O deputado também disse que os problemas climáticos, como a crise hídrica, também têm afetado o setor, que responde por 30% do PIB do setor agrícola do Brasil. Para ele, pode sair da comissão geral um documento com recomendações para o governo federal.

Causas
Em discurso lido pelo deputado Zé Silva (SD-MG), o presidente da Câmara, Eduardo Cunha, destacou que o setor enfrenta desde 2007 uma das piores crises da sua história. Ele destacou que quase 60 usinas fecharam as portas só na região Sul, o que acarretou perda para os empresários, trabalhadores e toda a cadeia produtiva. “O setor ainda não conseguiu se recuperar”, salientou .
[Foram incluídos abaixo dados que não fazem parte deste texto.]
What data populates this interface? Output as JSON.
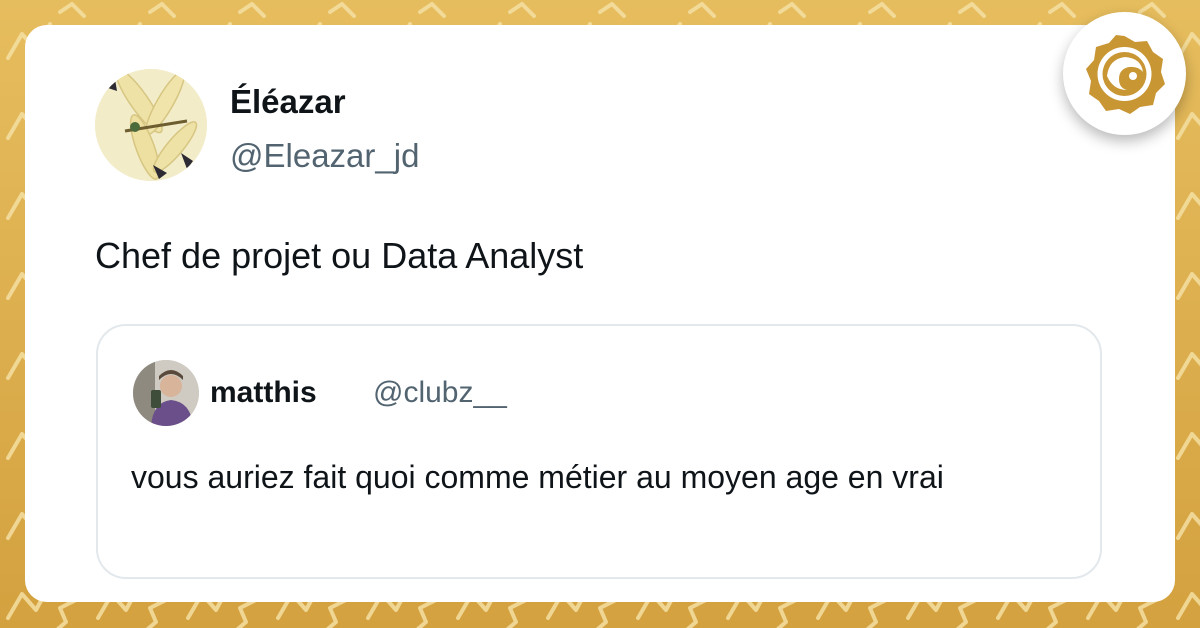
{
  "colors": {
    "background": "#e0b14e",
    "card": "#ffffff",
    "text_primary": "#0f1419",
    "text_secondary": "#536471",
    "quote_border": "#e3e8ec",
    "badge_accent": "#c99634"
  },
  "tweet": {
    "author": {
      "display_name": "Éléazar",
      "handle": "@Eleazar_jd",
      "avatar_icon": "dragonfly-avatar"
    },
    "text": "Chef de projet ou Data Analyst",
    "quoted_tweet": {
      "author": {
        "display_name": "matthis",
        "handle": "@clubz__",
        "avatar_icon": "person-photo-avatar"
      },
      "text": "vous auriez fait quoi comme métier au moyen age en vrai"
    }
  },
  "badge": {
    "icon": "site-logo-icon"
  }
}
Segundo Cunha, o início do problema foi a crise econômica global, “mas a sua persistência chama a atenção”. Para ele, “o alto grau de endividamento merece exame cuidadoso, pois parece sustentar um círculo vicioso”. Conforme o presidente, as empresas têm acumulado dívidas, perdendo a capacidade de produção e necessitando de ainda mais recursos.

O presidente chama atenção para algumas iniciativas do governo neste ano que representaram um alívio momentâneo para o setor, como o aumento da Cide e PIS/Cofins incidentes sobre a gasolina, o que beneficiou o etanol. Mas, para ele, é preciso definir a posição do etanol na matriz energética brasileira.